Macquarie’s chancellor has stepped into its long-running industrial dispute.
Macquarie University has urged the National Tertiary Education Union (NTEU) to call off a strike planned for the beginning of the teaching year, and to focus instead on negotiating a new agreement for academic staff.
But the union said the strike was likely to proceed.
Macquarie’s human resources director, Tim Sprague, said the university was trying to reach an agreement that would give academics a 4 per cent annual pay increase. “Macquarie [would] be in the top 10 highest paying universities in Australia and our senior lecturers [receiving] over $100,000 by mid next year,” he said.
“Our most recent bargaining meeting was very positive and real progress was made, with concessions on both sides, and another bargaining meeting is scheduled for [this] week. We don’t understand why the union has now notified us of a strike in a month’s time – it appears a very cynical ploy.”
NTEU branch president Cathy Rytmeister said Macquarie’s claim of being a top payer “may be true in part”. But she said job security was the key issue.
“Until staff see some concrete evidence of a shift in the university’s position on the main claims for job security, they will hold to their resolution to take industrial action,” Rytmeister told Campus Review.
“We welcome the approach of management. But they’re just not touching the big issues.”
The university’s chancellor, former Labor state treasurer Michael Egan, has been drawn into the dispute in defence of vice-chancellor Steven Schwartz.
“The next ‘knock-out’ tactic we expect from the NTEU, based on what they’ve done at other universities, is a vote of no confidence in the vice-chancellor by a few union activists,” Egan said.
“I hope common sense will prevail and that the NTEU will abandon its strike threats and negotiate in good faith.
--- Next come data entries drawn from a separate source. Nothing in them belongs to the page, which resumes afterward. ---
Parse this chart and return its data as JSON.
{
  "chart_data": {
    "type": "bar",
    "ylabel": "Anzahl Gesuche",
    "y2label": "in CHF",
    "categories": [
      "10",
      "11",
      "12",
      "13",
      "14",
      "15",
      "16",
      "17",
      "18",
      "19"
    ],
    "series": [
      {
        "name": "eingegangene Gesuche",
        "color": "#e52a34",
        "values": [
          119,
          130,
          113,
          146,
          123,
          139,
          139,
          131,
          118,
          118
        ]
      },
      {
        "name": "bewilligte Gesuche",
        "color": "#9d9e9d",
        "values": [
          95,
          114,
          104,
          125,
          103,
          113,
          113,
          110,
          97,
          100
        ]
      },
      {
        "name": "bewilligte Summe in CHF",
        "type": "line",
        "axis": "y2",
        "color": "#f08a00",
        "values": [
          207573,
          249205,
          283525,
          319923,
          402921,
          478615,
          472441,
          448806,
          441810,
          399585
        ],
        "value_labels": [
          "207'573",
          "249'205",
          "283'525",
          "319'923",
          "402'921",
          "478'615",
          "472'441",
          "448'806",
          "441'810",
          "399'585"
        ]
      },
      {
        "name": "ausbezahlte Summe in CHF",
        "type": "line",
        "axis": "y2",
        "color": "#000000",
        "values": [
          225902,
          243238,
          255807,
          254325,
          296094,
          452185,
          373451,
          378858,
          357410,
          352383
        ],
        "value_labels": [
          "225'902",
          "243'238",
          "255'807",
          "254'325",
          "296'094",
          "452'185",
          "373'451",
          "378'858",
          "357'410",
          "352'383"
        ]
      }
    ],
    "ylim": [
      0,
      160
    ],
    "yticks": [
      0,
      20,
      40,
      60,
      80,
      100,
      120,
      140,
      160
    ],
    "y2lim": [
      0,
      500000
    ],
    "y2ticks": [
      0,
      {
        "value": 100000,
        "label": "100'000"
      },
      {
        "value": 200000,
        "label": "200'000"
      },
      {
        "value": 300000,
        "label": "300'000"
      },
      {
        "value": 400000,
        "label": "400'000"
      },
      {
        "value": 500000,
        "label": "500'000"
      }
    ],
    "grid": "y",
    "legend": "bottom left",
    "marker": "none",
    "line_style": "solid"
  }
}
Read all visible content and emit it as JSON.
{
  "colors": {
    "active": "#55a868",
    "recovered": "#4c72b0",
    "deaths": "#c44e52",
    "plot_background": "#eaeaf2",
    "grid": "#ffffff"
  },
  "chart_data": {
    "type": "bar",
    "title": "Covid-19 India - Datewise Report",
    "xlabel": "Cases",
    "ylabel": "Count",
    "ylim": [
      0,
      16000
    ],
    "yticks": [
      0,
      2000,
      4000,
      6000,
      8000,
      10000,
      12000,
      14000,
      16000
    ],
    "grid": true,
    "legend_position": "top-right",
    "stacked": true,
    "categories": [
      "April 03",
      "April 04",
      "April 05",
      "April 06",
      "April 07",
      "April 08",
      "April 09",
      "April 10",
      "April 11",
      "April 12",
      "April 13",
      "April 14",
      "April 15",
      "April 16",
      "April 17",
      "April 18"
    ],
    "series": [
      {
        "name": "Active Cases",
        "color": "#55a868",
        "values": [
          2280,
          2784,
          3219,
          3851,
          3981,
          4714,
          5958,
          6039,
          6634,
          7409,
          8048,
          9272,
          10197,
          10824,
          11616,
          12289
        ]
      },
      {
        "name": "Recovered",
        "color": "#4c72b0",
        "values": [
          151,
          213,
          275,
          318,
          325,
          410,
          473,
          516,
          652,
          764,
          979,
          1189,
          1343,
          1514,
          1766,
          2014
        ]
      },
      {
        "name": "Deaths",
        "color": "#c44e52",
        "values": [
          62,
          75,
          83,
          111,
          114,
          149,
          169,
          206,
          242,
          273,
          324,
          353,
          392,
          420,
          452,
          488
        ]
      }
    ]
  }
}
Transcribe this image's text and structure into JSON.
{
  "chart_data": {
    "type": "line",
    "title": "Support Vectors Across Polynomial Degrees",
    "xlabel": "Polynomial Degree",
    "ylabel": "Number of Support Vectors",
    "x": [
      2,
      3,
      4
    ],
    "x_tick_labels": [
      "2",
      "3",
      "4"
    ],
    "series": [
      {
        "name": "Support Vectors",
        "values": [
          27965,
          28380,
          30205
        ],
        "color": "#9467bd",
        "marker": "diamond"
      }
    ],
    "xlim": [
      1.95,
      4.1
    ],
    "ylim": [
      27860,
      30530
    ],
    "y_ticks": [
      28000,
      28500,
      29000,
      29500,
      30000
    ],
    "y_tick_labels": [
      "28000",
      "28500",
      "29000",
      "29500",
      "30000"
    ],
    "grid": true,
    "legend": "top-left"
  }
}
Strike action will achieve nothing other than a disruption to the education of our students, loss of salary for members and a further loss of reputation for the NTEU.”
Rytmeister said the union was doing just fine. “We are recruiting like crazy,” she said.
However, she questioned the chancellor’s intervention.
“I find it extraordinary, having a background in university governance, that the chancellor is making a statement about industrial action – which is usually the role of executive management.”
Rytmeister stressed that the union had a role in representing both academic and professional staff.